Good Engineer, Excellent Engineer, Architect

Ivan Padabed
system5.dev
Published in
3 min readAug 2, 2023

I know many different engineers — many of them very good, some of them outstanding, but only a few of them have traits of good systems architects.

Let me explain. Engineers' focus area is systems construction. They naturally need to become experts in answering a “how to build a system” question by defining the target system structure and performing modular synthesis. They (Engineers) were able to focus purely on excelling in systems construction because they used to have other roles like Analysts or Product Managers to cover another important aspect of the system: the functional (systems behavior) aspect, answering a “what should be built” question.

We also used to have a few Architects in this setup trying to balance function and construction aspects to make their system a good fit for its supersystem: enterprise capability, business process, or even customer “job to be done.” So Architects must juggle both in their heads, applying both engineering and analytical skills and balancing the efforts and priorities between them.

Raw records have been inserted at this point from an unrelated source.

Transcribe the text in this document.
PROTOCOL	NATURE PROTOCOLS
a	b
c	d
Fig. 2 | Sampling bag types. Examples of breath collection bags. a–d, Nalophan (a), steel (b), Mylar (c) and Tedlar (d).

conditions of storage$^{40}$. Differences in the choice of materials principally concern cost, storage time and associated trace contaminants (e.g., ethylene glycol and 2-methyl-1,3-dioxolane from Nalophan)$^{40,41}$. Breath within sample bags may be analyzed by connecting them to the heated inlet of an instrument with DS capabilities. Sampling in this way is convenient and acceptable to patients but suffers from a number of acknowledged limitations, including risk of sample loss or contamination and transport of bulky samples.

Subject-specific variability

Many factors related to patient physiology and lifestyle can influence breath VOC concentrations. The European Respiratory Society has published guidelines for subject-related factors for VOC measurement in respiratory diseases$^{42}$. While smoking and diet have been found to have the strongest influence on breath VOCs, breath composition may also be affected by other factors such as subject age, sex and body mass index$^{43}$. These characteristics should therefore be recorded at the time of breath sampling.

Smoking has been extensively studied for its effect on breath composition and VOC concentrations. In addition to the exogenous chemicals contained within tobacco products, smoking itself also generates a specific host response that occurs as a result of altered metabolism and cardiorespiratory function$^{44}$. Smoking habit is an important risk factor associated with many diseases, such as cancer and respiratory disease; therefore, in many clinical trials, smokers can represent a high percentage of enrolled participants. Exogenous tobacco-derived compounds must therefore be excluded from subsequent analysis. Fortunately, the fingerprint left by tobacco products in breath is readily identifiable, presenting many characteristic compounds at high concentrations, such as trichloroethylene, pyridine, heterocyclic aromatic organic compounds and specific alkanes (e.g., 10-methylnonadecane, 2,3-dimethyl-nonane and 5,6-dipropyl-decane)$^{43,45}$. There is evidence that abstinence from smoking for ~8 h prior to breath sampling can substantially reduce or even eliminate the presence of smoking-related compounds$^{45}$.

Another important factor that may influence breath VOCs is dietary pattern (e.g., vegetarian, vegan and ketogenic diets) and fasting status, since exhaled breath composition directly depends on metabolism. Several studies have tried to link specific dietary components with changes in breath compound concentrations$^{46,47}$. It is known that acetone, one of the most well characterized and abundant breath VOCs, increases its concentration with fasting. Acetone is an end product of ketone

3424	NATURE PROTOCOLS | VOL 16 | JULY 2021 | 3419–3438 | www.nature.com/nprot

This team composition of Engineers, Architects, and PMs/Analysts worked well, but unfortunately, it made our Engineers a bit narrow-focused. Most Engineers don’t really want to accept the increase in cognitive load related to mastering functional/logical architecture design. In brief, they try to resist learning these new tricks.

Funny fact:

All Engineers actually perform logical/functional design implicitly when they break down the User Stories from their backlog. Making it explicit can help you to share, validate and document this process and of course it gives you better chance to improve it.

Engineers who do “green boxes” in their heads will always be behind.

Modern “customer-orientation” practices help Engineers accept the importance of understanding (and modeling) systems' behavior.

But still, good Engineers focus on quality attributes and non-functional requirements, and only outstanding Engineers also notice the correlation between logical (functional) architecture efforts and the rate of accumulation of technical debt.

Nevertheless, it is a great temptation for Engineers to avoid functional analysis by taking someone’s decisions as the input for systems implementation to jump into the technical details of the development immediately.

But times are changing, and decentralized architecture flow has become a “state of the art” practice in developing complex information systems, as well as stream-aligned teams’ topologies and autonomy.

In other words, each Engineer is the Architect now.

To become more competitive, Engineers should accept the mindset of systems architects to balance both functional and constructional aspects of the implementation of the system:

  • Not only because functional design helps better understand the scope and expectations;
  • and because it works as a “technical debt” prevention practice due to its ability to identify “high-cohesion” areas and highlight potentially “high-coupling” kind of dependency we need to avoid;

But it is also the prerequisite of org ownership — it can be painless and more valuable if the Engineering organization is able to apply a strategic DDD continuously to adjust itself according to the “reverse Conway maneuver.” This is only possible by leveraging the Functional aspect of the system through the functional models of your features.